For taxable years ending on or after December 31, 1993, taxpayers that are corporations (other than Subchapter S corporations) and that are members of the same unitary business group shall be treated as one taxpayer for purposes of any original return, amended return which includes the same taxpayers of the unitary group which joined in filing the original return, extension, claim for refund, assessment, collection and payment and determination of the group's tax liability under this Act.
(f) The Department may promulgate regulations to permit nonresident individual partners of the same partnership, nonresident Subchapter S corporation shareholders of the same Subchapter S corporation, and nonresident individuals transacting an insurance business in Illinois under a Lloyds plan of operation, and nonresident individual members of the same limited liability company that is treated as a partnership under Section 1501 (a)(16) of this Act, to file composite individual income tax returns reflecting the composite income of such individuals allocable to Illinois and to make composite individual income tax payments. The Department may by regulation also permit such composite returns to include the income tax owed by Illinois residents attributable to their income from partnerships, Subchapter S corporations, insurance businesses organized under a Lloyds plan of operation, or limited liability companies that are treated as partnership under Section 1501(a)(16) of this Act, in which case such Illinois residents will be permitted to claim credits on their individual returns for their shares of the composite tax payments. This paragraph of subsection (f) applies to taxable years ending on or after December 31, 1987.

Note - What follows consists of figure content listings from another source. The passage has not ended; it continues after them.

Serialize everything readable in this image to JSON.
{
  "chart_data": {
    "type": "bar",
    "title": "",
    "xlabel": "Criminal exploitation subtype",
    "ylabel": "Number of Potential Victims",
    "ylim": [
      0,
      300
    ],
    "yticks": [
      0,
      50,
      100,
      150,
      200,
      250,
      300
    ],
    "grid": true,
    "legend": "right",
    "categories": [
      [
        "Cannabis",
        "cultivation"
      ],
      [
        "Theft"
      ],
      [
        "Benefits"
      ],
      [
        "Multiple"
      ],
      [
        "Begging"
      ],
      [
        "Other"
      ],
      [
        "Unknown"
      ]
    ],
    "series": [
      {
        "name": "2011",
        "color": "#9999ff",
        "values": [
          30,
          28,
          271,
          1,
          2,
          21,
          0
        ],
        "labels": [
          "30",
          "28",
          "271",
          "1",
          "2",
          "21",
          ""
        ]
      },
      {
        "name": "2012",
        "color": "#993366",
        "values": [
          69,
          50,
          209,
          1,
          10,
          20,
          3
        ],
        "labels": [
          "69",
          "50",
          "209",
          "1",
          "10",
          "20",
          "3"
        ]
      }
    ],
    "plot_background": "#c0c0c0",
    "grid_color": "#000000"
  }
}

For taxable years ending on or after December 31, 1999, the Department may, by regulation, also permit any persons transacting an insurance business organized under a Lloyds plan of operation to file composite returns reflecting the income of such persons allocable to Illinois and the tax rates applicable to such persons under Section 201 and to make composite tax payments and shall, by regulation, also provide that the income and apportionment factors attributable to the transaction of an insurance business organized under a Lloyds plan of operation by any person joining in the filing of a composite return shall, for purposes of allocating and apportioning income under Article 3 of this Act and computing net income under Section 202 of this Act, be excluded from any other income and apportionment factors of that person or of any unitary business group, as defined in subdivision (a)(27) of Section 1501, to which that person may belong.
For taxable years ending on or after December 31, 2008, every nonresident shall be allowed a credit against his or her liability under subsections (a) and (b) of Section 201 for any amount of tax reported on a composite return and paid on his or her behalf under this subsection (f). Residents (other than persons transacting an insurance business organized under a Lloyds plan of operation) may claim a credit for taxes reported on a composite return and paid on their behalf under this subsection (f) only as permitted by the Department by rule.
(f‑5) For taxable years ending on or after December 31, 2008, the Department may adopt rules to provide that, when a partnership or Subchapter S corporation has made an error in determining the amount of any item of income, deduction, addition, subtraction, or credit required to be reported on its return that affects the liability imposed under this Act on a partner or shareholder, the partnership or Subchapter S corporation may report the changes in liabilities of its partners or shareholders and claim a refund of the resulting overpayments, or pay the resulting underpayments, on behalf of its partners and shareholders.
(g) The Department may adopt rules to authorize the electronic filing of any return required to be filed under this Section.